A series of novel 7-aryl-7-deazaadenine-based N-branched acyclic nucleoside phosphonates (aza-ANPs) has been prepared using the optimized Suzuki cross-coupling reaction as the key synthetic step. The final free phosphonates 15a-h were inactive, due to their inefficient transport across cell membranes, but they inhibited Trypanosoma brucei adenine phosphoribosyltransferase (TbrAPRT1) with K_i values of 1.7–14.1 μM. The corresponding phosphonodiamidate prodrugs 14a-h exhibited anti-trypanosomal activity in the Trypanosoma brucei brucei cell-based assay with EC₅₀ values in the range of 0.58–6.8 μM. 7-(4-Methoxy)phenyl-7-deazapurine derivative 14h, containing two phosphonate moieties, was the most potent anti-trypanosomal agent from the series, with EC₅₀ = 0.58 μM and SI = 16. Finally, phosphonodiamidate prodrugs 14a-h exerted low micromolar cytotoxicity against leukemia and/or cancer cell lines tested.

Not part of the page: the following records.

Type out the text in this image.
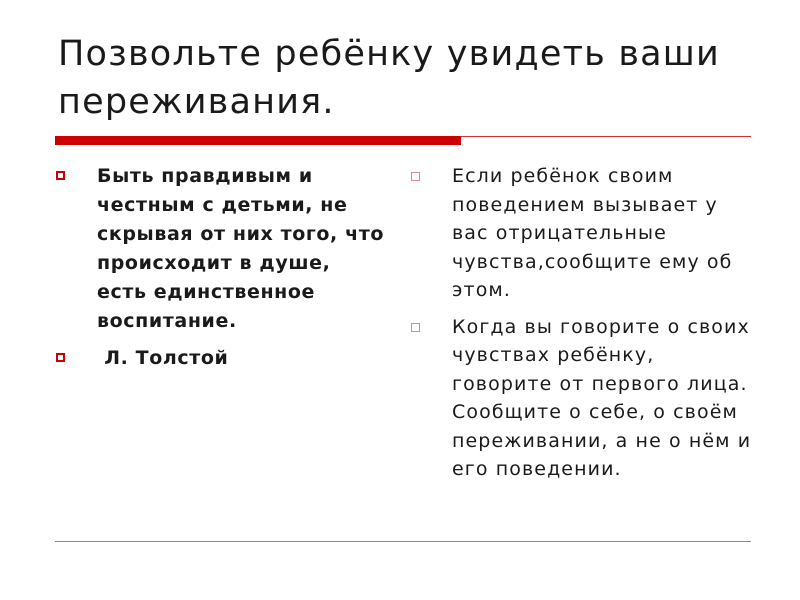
Позвольте ребёнку увидеть ваши переживания.
Быть правдивым и честным с детьми, не скрывая от них того, что происходит в душе, есть единственное воспитание.
Л. Толстой
Если ребёнок своим поведением вызывает у вас отрицательные чувства,сообщите ему об этом.
Когда вы говорите о своих чувствах ребёнку, говорите от первого лица. Сообщите о себе, о своём переживании, а не о нём и его поведении.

以优化的 Suzuki 交叉偶联反应为关键合成步骤，制备了一系列新型 7-aryl-7-deazaadenine 基N支链无环核苷膦酸酯 (aza-ANPs)。最终的游离膦酸盐15a-h没有活性，因为它们在细胞膜上的转运效率低下，但它们抑制了布氏锥虫腺嘌呤磷酸核糖基转移酶 ( Tbr APRT1)，K _i值为 1.7–14.1 μM。相应的膦酰二酰胺前药14a-h在具有 EC _50的基于布氏锥虫细胞的测定中表现出抗锥虫活性值在 0.58–6.8 μM 范围内。7-(4-Methoxy)phenyl-7-deazapurine 衍生物14h含有两个膦酸盐部分，是该系列中最有效的抗锥虫药物，EC ₅₀  = 0.58 μM 和 SI = 16。最后，膦酰二胺前药14a-h对测试的白血病和/或癌细胞系表现出低微摩尔细胞毒性。